NORTH NEWTON, KAN. – As an unusual exhibit at Bethel College’s Regier Art Gallery winds up this week, there will be special speakers and events on campus in connection with it.
Building Bridges consists of a total of 81 paintings by 15 professional Iraqi artists and nine Palestinian art students. Twenty-nine of the paintings have been in the Bethel gallery, located inside Luyken Fine Arts Center, throughout this month.
The other paintings are at Wichita State University’s Clayton Staples Gallery and SHIFTSPACE Gallery.
People of Faith for Peace, a group of Wichita clergy and laypeople, initiated the Building Bridges exhibit in October 2015, and organized a coalition of Muslim, interfaith and university partners, called Wichita Common Humanity, to support it.
Jan Swartzendruber of Newton has been serving as the coordinator for Wichita Common Humanity. Building Bridges, she says, was planned with two goals: to reduce tension and form friendships between Wichita-area Muslims and non-Muslims; and to sell the paintings by silent auction to benefit the artists.
All were refugees from their country of origin, some of them passing through Syria before being driven out of that country by the ongoing civil war. All have now re-settled in Canada, Europe or the United States.

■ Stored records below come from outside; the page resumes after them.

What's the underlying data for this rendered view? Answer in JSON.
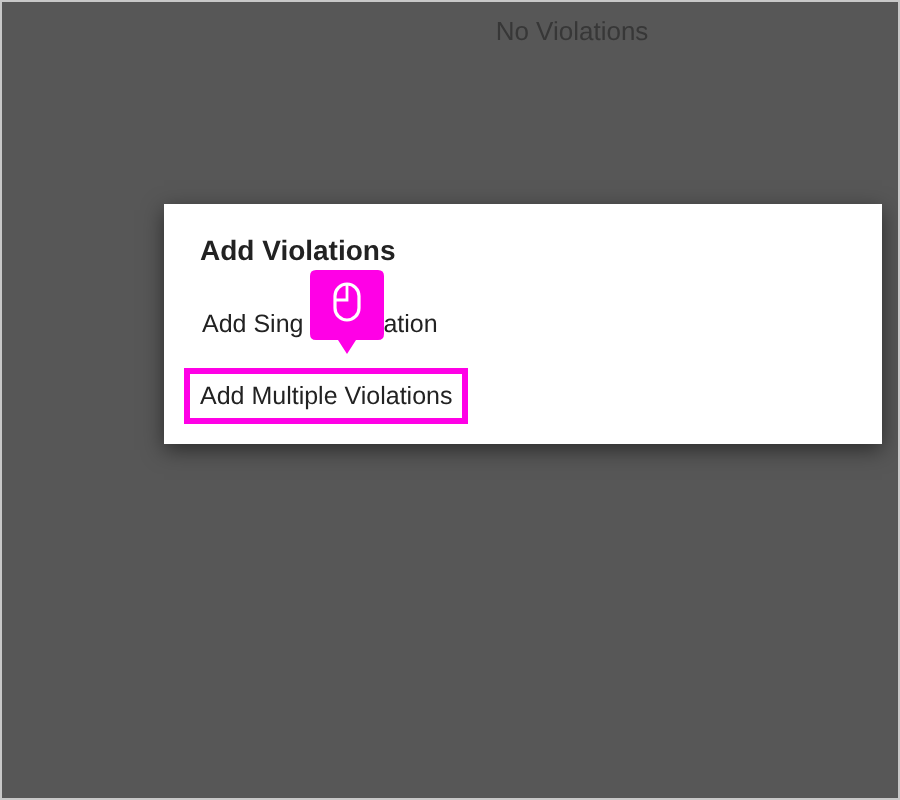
{
  "empty_message": "No Violations",
  "dialog": {
    "title": "Add Violations",
    "options": [
      {
        "parts": [
          "Add Sing",
          "ation"
        ],
        "highlighted": false,
        "cursor": true
      },
      {
        "parts": [
          "Add Multiple Violations"
        ],
        "highlighted": true,
        "cursor": false
      }
    ]
  }
}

Mel Lehman, director of Common Humanity in New York City, first saw work by the artists featured in Building Bridges in 2008 while on a visit to Damascus, Syria. He later began arranging to buy paintings and then set up exhibits at which viewers could purchase the art. Common Humanity returns 80 percent of sales to the artists.
Lehman will be on the Bethel campus this week, talking about the genesis and work of Common Humanity.
Sept. 21, he will speak at 9:30 a.m. to Life Enrichment, and Sept. 23 in convocation at 11 a.m., both times in Krehbiel Auditorium in Luyken Fine Arts Center. These events are free and open to the public.
Building Bridges closes Sept. 23 with a reception from 6-8 p.m. outside the Regier Gallery, with Lehman present. The silent auction closes at 7 p.m. with successful bidders (who must be present) announced at that time. There will also be a collection of art reproductions, donated by Shafiq Hasan of Newton, for sale that evening with proceeds to benefit Common Humanity and the artists.
Lehman founded Common Humanity in 2009. A former humanitarian worker in the Middle East, he is also a blogger, speaker and peacemaker. Lehman has worked with a number of groups to stage art exhibitions similar to Building Bridges.
When Building Bridges closes next week in Wichita, special guest Ahmed Fadaam will also travel to Bethel College.
He speaks to the First-Year Seminar groups Sept. 28 at 10 a.m. in the Administration Building chapel. Visitors are welcome to sit in.
Like the 15 professional artists represented in Building Bridges, Fadaam earned his academic credentials at the Academy of Fine Arts at the University of Baghdad. He is now on the faculty at Elon (North Carolina) University, where he teaches courses on the history, culture and art of Iraq, as well as on the Middle East, the Arab Spring, and 3-D animation.
Lehman’s hope for Building Bridges is that the art will “redress an imbalance in knowledge and correct the media’s negative bias toward the Middle East.”
In the case of the Kansas shows, he says, “You’re lucky to have a highly qualified Iraqi artist, war correspondent, and professor [in Ahmed Fadaam] to communicate a refugee’s experience in words and images.
“There’s more to the people of the Middle East than just the simplistic images of terrorists we see on television.”
Ultimately, he says, “we need to begin a wisdom dialogue for peace, with the vast majority of the people in the Middle East who wish for peace just like we do. We urge the public to come with an open mind, and view the really remarkably beautiful images these paintings offer, that we’re proud to present here.”